In fact, the eros gospel is “legalism”: you have to be good before God can save you. So the eros gospel is man seeking after God that he might be saved. The Roman Catholic wants to go to Rome that he might find blessing in Rome. The Protestant goes to the Holy Land as if there is some special blessing in the Holy Land. The Muslim goes to Mecca that he may become holy. Always running after God, trying to get a blessing from Him: that is at the foundation of the eros religion.
The mistake that the Jews made was that they understood God’s love in terms of eros. Therefore, Judaism became a legalistic religion, not a true religion which God intended that it should be. In John 9:31, we see some evidence of what the Pharisees say about God and the individual:
We know that God does not listen to sinners. He listens to the godly person who does his will.
That is an eros gospel: You have to be good first before God can answer your prayers or save you.
See also Matthew 19:16:
Just then a man came up to Jesus and asked, “Teacher, what good thing must I do to get eternal life?”
Notice the question this young Jew asked Jesus Christ. The question immediately tells me that this is an eros gospel young man who is a victim to Judaism. That is an eros gospel: “What must I do to be saved?” And Jesus said (verse 17):
“Why do you ask me about what is good?” Jesus replied. “There is only One who is good.”
“There is nobody good except God.” In other words, your foundation is wrong. This man thought that he was good and, therefore, he could do something good, but Jesus went on to say, “If you want to go to heaven by doing good, the measuring stick of goodness is the law.” Did the young man keep the law? He thought that he had kept the law until Christ tested him. We know he failed.
In Acts 15:1, there is another good illustration. The Apostle Paul was bringing the gospel to the Gentile world in Antioch. These are Judaizers — Jewish Christians — but still victims of Judaism speaking. It was this issue that brought about the first “General Conference” in the Christian Church when the brethren took sides with Paul:
Certain people came down from Judea to Antioch and were teaching the believers: “Unless you are circumcised, according to the custom taught by Moses, you cannot be saved.”

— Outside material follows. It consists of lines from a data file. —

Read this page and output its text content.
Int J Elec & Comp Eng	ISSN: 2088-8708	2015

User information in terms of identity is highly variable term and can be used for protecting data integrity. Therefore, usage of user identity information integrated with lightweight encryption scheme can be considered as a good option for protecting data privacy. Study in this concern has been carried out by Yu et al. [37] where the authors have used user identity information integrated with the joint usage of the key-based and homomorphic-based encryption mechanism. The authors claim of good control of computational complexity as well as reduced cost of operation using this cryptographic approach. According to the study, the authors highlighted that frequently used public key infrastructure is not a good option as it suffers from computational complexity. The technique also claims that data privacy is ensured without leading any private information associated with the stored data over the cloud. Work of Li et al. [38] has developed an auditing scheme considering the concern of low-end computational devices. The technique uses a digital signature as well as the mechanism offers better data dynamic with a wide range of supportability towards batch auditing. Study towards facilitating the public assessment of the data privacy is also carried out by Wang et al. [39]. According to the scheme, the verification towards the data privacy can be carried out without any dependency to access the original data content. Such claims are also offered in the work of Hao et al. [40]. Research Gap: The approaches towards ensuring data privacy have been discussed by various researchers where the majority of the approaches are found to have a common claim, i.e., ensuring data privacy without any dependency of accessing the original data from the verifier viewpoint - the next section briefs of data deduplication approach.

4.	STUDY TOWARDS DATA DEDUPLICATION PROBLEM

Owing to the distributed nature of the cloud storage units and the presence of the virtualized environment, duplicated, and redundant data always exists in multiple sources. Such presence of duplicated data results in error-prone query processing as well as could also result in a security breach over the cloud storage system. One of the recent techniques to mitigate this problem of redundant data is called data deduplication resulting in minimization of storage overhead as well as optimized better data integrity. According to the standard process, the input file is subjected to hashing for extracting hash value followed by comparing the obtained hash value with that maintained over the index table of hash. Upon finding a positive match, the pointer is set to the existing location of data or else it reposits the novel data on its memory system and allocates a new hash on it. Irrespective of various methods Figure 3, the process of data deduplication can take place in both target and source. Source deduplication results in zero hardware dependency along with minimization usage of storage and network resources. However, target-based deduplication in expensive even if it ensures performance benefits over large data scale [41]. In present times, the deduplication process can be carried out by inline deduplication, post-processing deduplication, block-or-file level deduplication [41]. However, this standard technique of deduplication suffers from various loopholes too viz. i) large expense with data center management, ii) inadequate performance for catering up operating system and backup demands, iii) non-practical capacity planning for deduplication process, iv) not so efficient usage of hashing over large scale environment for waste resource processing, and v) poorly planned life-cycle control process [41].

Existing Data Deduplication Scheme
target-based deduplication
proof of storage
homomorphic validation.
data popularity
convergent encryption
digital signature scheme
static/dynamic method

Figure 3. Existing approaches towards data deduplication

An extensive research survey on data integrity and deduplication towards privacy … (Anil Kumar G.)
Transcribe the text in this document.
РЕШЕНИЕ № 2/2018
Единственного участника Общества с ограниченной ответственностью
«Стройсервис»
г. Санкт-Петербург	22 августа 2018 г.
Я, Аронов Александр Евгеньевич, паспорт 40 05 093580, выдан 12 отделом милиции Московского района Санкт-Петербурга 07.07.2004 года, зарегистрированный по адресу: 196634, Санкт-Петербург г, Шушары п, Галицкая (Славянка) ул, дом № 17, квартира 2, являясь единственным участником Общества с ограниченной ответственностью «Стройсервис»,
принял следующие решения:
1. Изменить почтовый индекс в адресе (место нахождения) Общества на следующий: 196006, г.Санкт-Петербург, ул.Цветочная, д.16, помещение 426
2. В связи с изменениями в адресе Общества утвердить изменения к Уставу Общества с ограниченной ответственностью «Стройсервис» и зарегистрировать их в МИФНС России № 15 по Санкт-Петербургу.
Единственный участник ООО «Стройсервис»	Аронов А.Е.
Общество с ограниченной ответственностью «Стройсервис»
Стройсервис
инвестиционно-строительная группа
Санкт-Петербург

In other words, you must be circumcised first, then God will save you. We see in verse 2 that Paul and Barnabas did not agree:
This brought Paul and Barnabas into sharp dispute and debate with them. So Paul and Barnabas were appointed, along with some other believers, to go up to Jerusalem to see the apostles and elders about this question.
This is the first big controversy and they had a strong debate over it because Paul would not accept their teaching.
Now one of the favorite texts that was used by Paul was Habakkuk 2:4:
“See, the enemy is puffed up; his desires are not upright [That is, if he is depending on himself it is not right] — but the righteous person will live by his faithfulness....”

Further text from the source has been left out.